Causes of noncardiac mortality within 30 days included multiorgan failure in 8.6% of subjects, pneumonia in 2.9%, infection in 1.9%, and one fatal thoracentesis-related bleeding complication.
Cardiovascular deaths included two cases due to left ventricular perforation, two fatal strokes, an MI due to air emboli, a lethal complete atrioventricular block, and three deaths owing to LVOTO.
Alcohol ablation met with some success as a bailout treatment in cases of LVOTO with hemodynamic compromise after transmitral valve replacement in the global registry. All six treated patients had significant improvement initially, although the LVOTO recurred the next day in one instance. Four of the six patients were discharged from the hospital. One patient died because of atrioventricular block, and another from multiorgan failure 3 weeks after alcohol ablation of the LVOTO.
Dr. Guerrero has been a leader in this new field. She reported the first percutaneous implantation of a balloon expandable transcatheter valve in a native mitral valve without a surgical incision (Catheter Cardiovasc Interv. 2014 Jun 1;83[7]:E287-91), and more recently, together with coworkers developed a percutaneous alcohol ablation technique for acute reduction of LVOTO due to transcatheter mitral valve replacement (Catheter Cardiovasc Interv. 2016 Jul 5. doi:10.1002/ccd.26649).
She is now the principal investigator in the ongoing Mitral Implantation of Transcatheter Valves (MITRAL) trial, a physician-sponsored, 90-patient pilot study underway at six U.S. sites. MITRAL is recruiting three patient populations for transcatheter mitral valve replacement: patients like those in the global registry, with native mitral valve disease and severe mitral annular calcification; those with a symptomatic failing surgical ring with severe mitral regurgitation or stenosis; and patients with a symptomatic failing surgical bioprosthesis with severe mitral regurgitation or stenosis.
Discussant Nicolo Piazza, MD, of McGill University, Montreal, said transcatheter mitral valve replacement in mitral valve disease with severe mitral annular calcification in patients unsuitable for surgery “definitely represents an unmet clinical need in our practice today.” But he urged caution in interpreting the global registry data.

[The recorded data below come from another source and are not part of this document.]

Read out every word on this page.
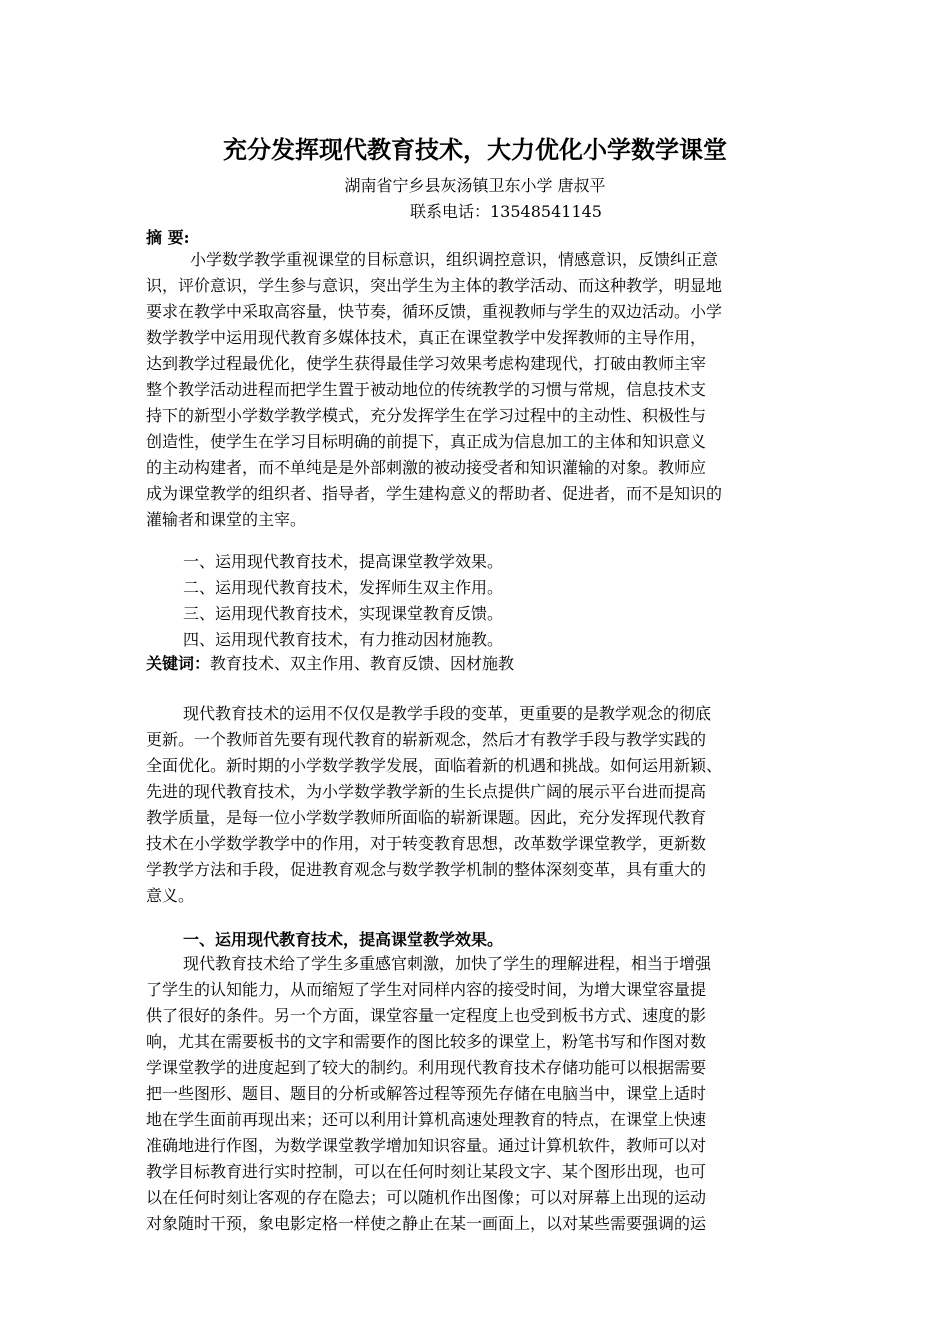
充分发挥现代教育技术，大力优化小学数学课堂
湖南省宁乡县灰汤镇卫东小学 唐叔平
联系电话：13548541145
摘 要:
小学数学教学重视课堂的目标意识，组织调控意识，情感意识，反馈纠正意
识，评价意识，学生参与意识，突出学生为主体的教学活动、而这种教学，明显地
要求在教学中采取高容量，快节奏，循环反馈，重视教师与学生的双边活动。小学
数学教学中运用现代教育多媒体技术，真正在课堂教学中发挥教师的主导作用，
达到教学过程最优化，使学生获得最佳学习效果考虑构建现代，打破由教师主宰
整个教学活动进程而把学生置于被动地位的传统教学的习惯与常规，信息技术支
持下的新型小学数学教学模式，充分发挥学生在学习过程中的主动性、积极性与
创造性，使学生在学习目标明确的前提下，真正成为信息加工的主体和知识意义
的主动构建者，而不单纯是是外部刺激的被动接受者和知识灌输的对象。教师应
成为课堂教学的组织者、指导者，学生建构意义的帮助者、促进者，而不是知识的
灌输者和课堂的主宰。
一、运用现代教育技术，提高课堂教学效果。
二、运用现代教育技术，发挥师生双主作用。
三、运用现代教育技术，实现课堂教育反馈。
四、运用现代教育技术，有力推动因材施教。
关键词：教育技术、双主作用、教育反馈、因材施教
现代教育技术的运用不仅仅是教学手段的变革，更重要的是教学观念的彻底
更新。一个教师首先要有现代教育的崭新观念，然后才有教学手段与教学实践的
全面优化。新时期的小学数学教学发展，面临着新的机遇和挑战。如何运用新颖、
先进的现代教育技术，为小学数学教学新的生长点提供广阔的展示平台进而提高
教学质量，是每一位小学数学教师所面临的崭新课题。因此，充分发挥现代教育
技术在小学数学教学中的作用，对于转变教育思想，改革数学课堂教学，更新数
学教学方法和手段，促进教育观念与数学教学机制的整体深刻变革，具有重大的
意义。
一、运用现代教育技术，提高课堂教学效果。
现代教育技术给了学生多重感官刺激，加快了学生的理解进程，相当于增强
了学生的认知能力，从而缩短了学生对同样内容的接受时间，为增大课堂容量提
供了很好的条件。另一个方面，课堂容量一定程度上也受到板书方式、速度的影
响，尤其在需要板书的文字和需要作的图比较多的课堂上，粉笔书写和作图对数
学课堂教学的进度起到了较大的制约。利用现代教育技术存储功能可以根据需要
把一些图形、题目、题目的分析或解答过程等预先存储在电脑当中，课堂上适时
地在学生面前再现出来；还可以利用计算机高速处理教育的特点，在课堂上快速
准确地进行作图，为数学课堂教学增加知识容量。通过计算机软件，教师可以对
教学目标教育进行实时控制，可以在任何时刻让某段文字、某个图形出现，也可
以在任何时刻让客观的存在隐去；可以随机作出图像；可以对屏幕上出现的运动
对象随时干预，象电影定格一样使之静止在某一画面上，以对某些需要强调的运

“This is a real world registry study with inherent selection bias and physician reporting bias,” the cardiologist said.
“We are leveraging a therapy from the aortic field into the mitral field. Of course, we do not have dedicated devices yet to treat these patients. The main finding of this study is that the procedure is actually feasible,” Dr. Piazza said.
Still, it’s sobering that at least 1 in 10 treated patients experiences LVOTO, 1 in 10 requires a second valve, and technical success is achieved in 3 out of 4 patients, he added.
Dr. Piazza predicted that multislice CT scans will be “extremely important” in refining patient selection criteria for the procedure, and echocardiography will be helpful in understanding the optimal procedural techniques and viewing angles. Work also needs to be done on developing optimal anticoagulation protocols in order to avoid valve thrombosis.
Dr. Guerrero reported serving as a consultant to Edwards Lifesciences. Dr. Piazza is a consultant to Medtronic and MicroPort.
AT EUROPCR 2016
Key clinical point: A report from a global registry of transcatheter aortic valve implantation in the mitral position shows the procedure is feasible.
Major finding: Thirty-day mortality fell from 37.5% in the first third of treated patients to 15% in the most recent tertile.
Data source: A real world registry that includes 104 patients at 47 centers in 11 countries to date.
Disclosures: The study presenter reported serving as a consultant to Edwards Lifesciences.